Me cuesta mucho, demasiado, entender a las personas que pagan una entrada al cine para estar aproximadamente 1 hora viendo imágenes de personajes que corren hacia el peligro, de chicas que gritan y gritan pero no hacen nada más, de chicos que mueren y dejan a la chica “sola y desprotegida”, de personas que son desmembradas por alguna especia de bestia cinematográfica. Me cuesta mucho, mucho, mucho, MUCHO.
Aunque luego de algunos años he llegado a la conclusión de que no es que esas personas sean masoquistas, es que yo soy una miedosa. Lo acepto y vivo orgullosa de ser una miedosa: odio la oscuridad en casa desconocidas, no puedo subir al techo de mi casa en la noche porque creo que un fantasmas o una bestia me atacara, me dan miedo los muertos en películas y en fotos, odio las criaturas de formas raras que comen humanos, no puedo ver series como “supernatural” porque dan de noche y tienen escenas muy fuertes para una miedosa como yo y, definitivamente, no puedo ver películas de terror.

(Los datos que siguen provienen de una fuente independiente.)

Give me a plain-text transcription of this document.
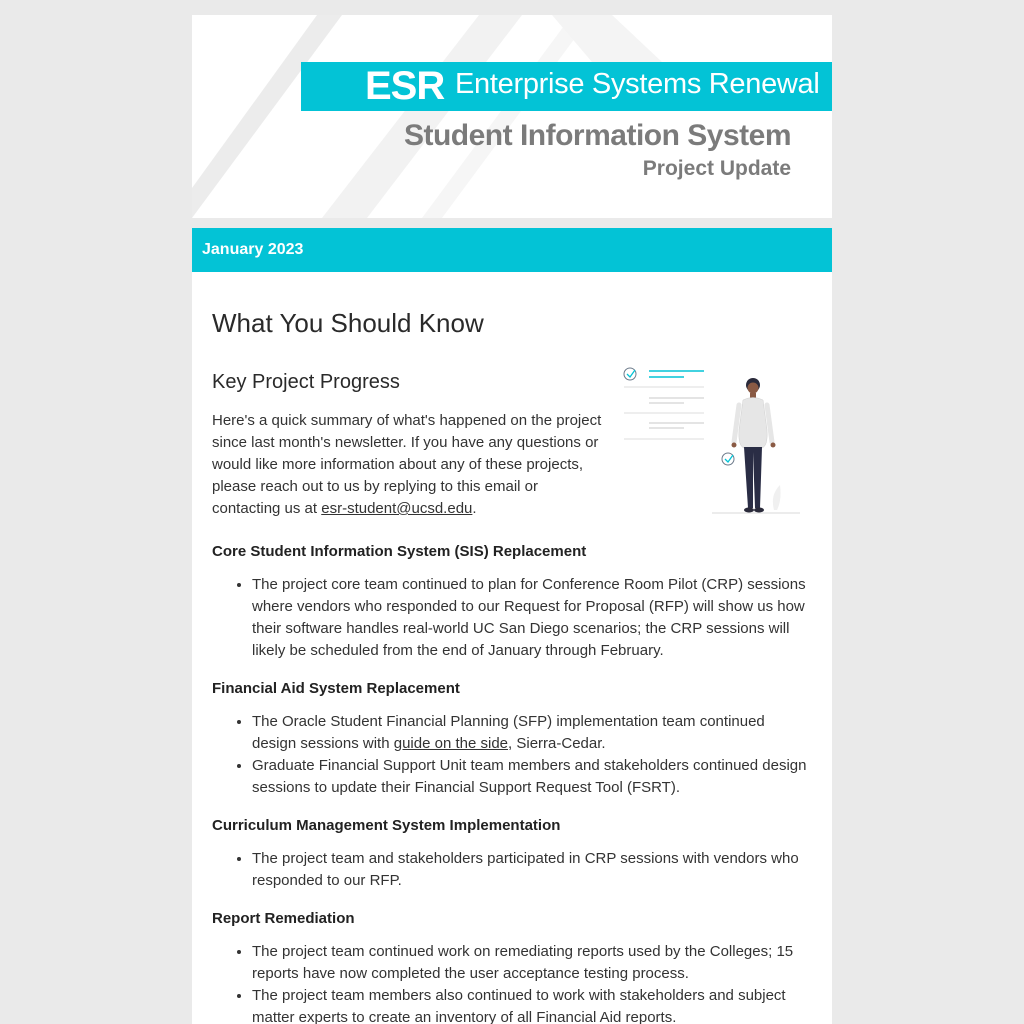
ESR Enterprise Systems Renewal
Student Information System
Project Update
January 2023
What You Should Know
Key Project Progress

Here's a quick summary of what's happened on the project since last month's newsletter. If you have any questions or would like more information about any of these projects, please reach out to us by replying to this email or contacting us at esr-student@ucsd.edu.

Core Student Information System (SIS) Replacement
• The project core team continued to plan for Conference Room Pilot (CRP) sessions where vendors who responded to our Request for Proposal (RFP) will show us how their software handles real-world UC San Diego scenarios; the CRP sessions will likely be scheduled from the end of January through February.
Financial Aid System Replacement
• The Oracle Student Financial Planning (SFP) implementation team continued design sessions with guide on the side, Sierra-Cedar.
• Graduate Financial Support Unit team members and stakeholders continued design sessions to update their Financial Support Request Tool (FSRT).
Curriculum Management System Implementation
• The project team and stakeholders participated in CRP sessions with vendors who responded to our RFP.
Report Remediation
• The project team continued work on remediating reports used by the Colleges; 15 reports have now completed the user acceptance testing process.
• The project team members also continued to work with stakeholders and subject matter experts to create an inventory of all Financial Aid reports.
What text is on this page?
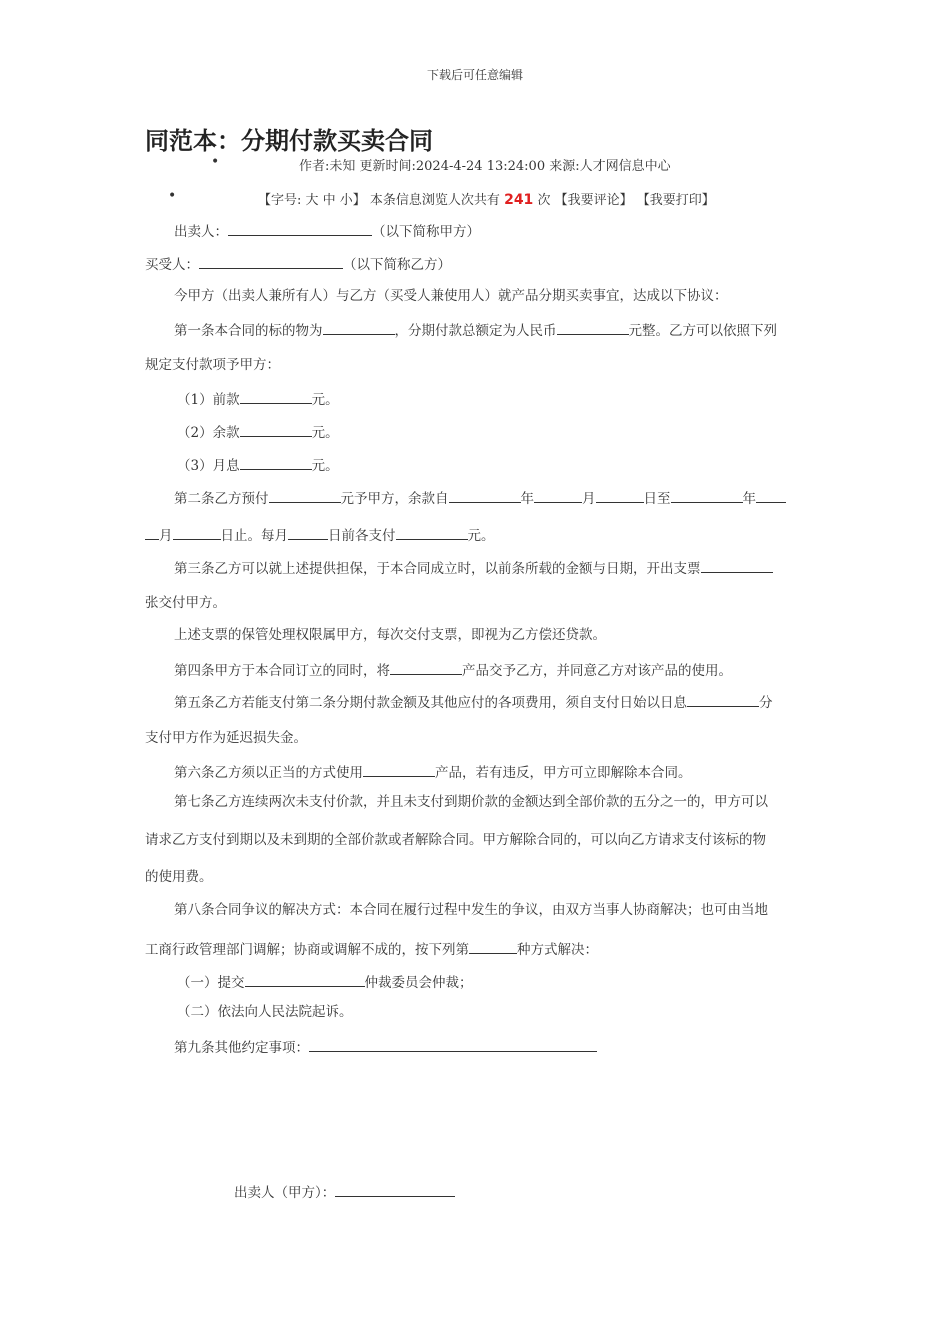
下载后可任意编辑
同范本：分期付款买卖合同
•	作者:未知 更新时间:2024-4-24 13:24:00 来源:人才网信息中心
•	【字号: 大 中 小】 本条信息浏览人次共有 241 次 【我要评论】 【我要打印】
出卖人：	（以下简称甲方）
买受人：	（以下简称乙方）
今甲方（出卖人兼所有人）与乙方（买受人兼使用人）就产品分期买卖事宜，达成以下协议：
第一条本合同的标的物为	，分期付款总额定为人民币	元整。乙方可以依照下列
规定支付款项予甲方：
（1）前款	元。
（2）余款	元。
（3）月息	元。
第二条乙方预付	元予甲方，余款自	年	月	日至	年
月	日止。每月	日前各支付	元。
第三条乙方可以就上述提供担保，于本合同成立时，以前条所载的金额与日期，开出支票
张交付甲方。
上述支票的保管处理权限属甲方，每次交付支票，即视为乙方偿还贷款。
第四条甲方于本合同订立的同时，将	产品交予乙方，并同意乙方对该产品的使用。
第五条乙方若能支付第二条分期付款金额及其他应付的各项费用，须自支付日始以日息	分
支付甲方作为延迟损失金。
第六条乙方须以正当的方式使用	产品，若有违反，甲方可立即解除本合同。
第七条乙方连续两次未支付价款，并且未支付到期价款的金额达到全部价款的五分之一的，甲方可以
请求乙方支付到期以及未到期的全部价款或者解除合同。甲方解除合同的，可以向乙方请求支付该标的物
的使用费。
第八条合同争议的解决方式：本合同在履行过程中发生的争议，由双方当事人协商解决；也可由当地
工商行政管理部门调解；协商或调解不成的，按下列第	种方式解决：
（一）提交	仲裁委员会仲裁；
（二）依法向人民法院起诉。
第九条其他约定事项：
出卖人（甲方）：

Durante 3 años de mi corta vida he buscado una explicación de porque soy tan miedosa, la única coherente es que la culpa la tiene una parte de mí: Mi imaginación. Tengo 18 años y soy conciente de que personajes como Freddy Kruger o Zombies (que comen personas y las vuelven zombies) no existen, están en la película y las películas solo son películas. Por eso culpo a mi Imaginación, es ella la que cruel y despiadadamente me hace creer que Freddy aparecerá en mis sueños y por eso no duermo; la que me hizo dormir una semana con la luz prendida porque pensé que algún personaje de Rec. 1 (la cual vi forzada por otras personas) aparecen mágicamente en mi casa y me morderán y moriré y cosas así.
Por eso digo: no soy culpable de ser miedosa, solo soy culpable de tener una gran imaginación.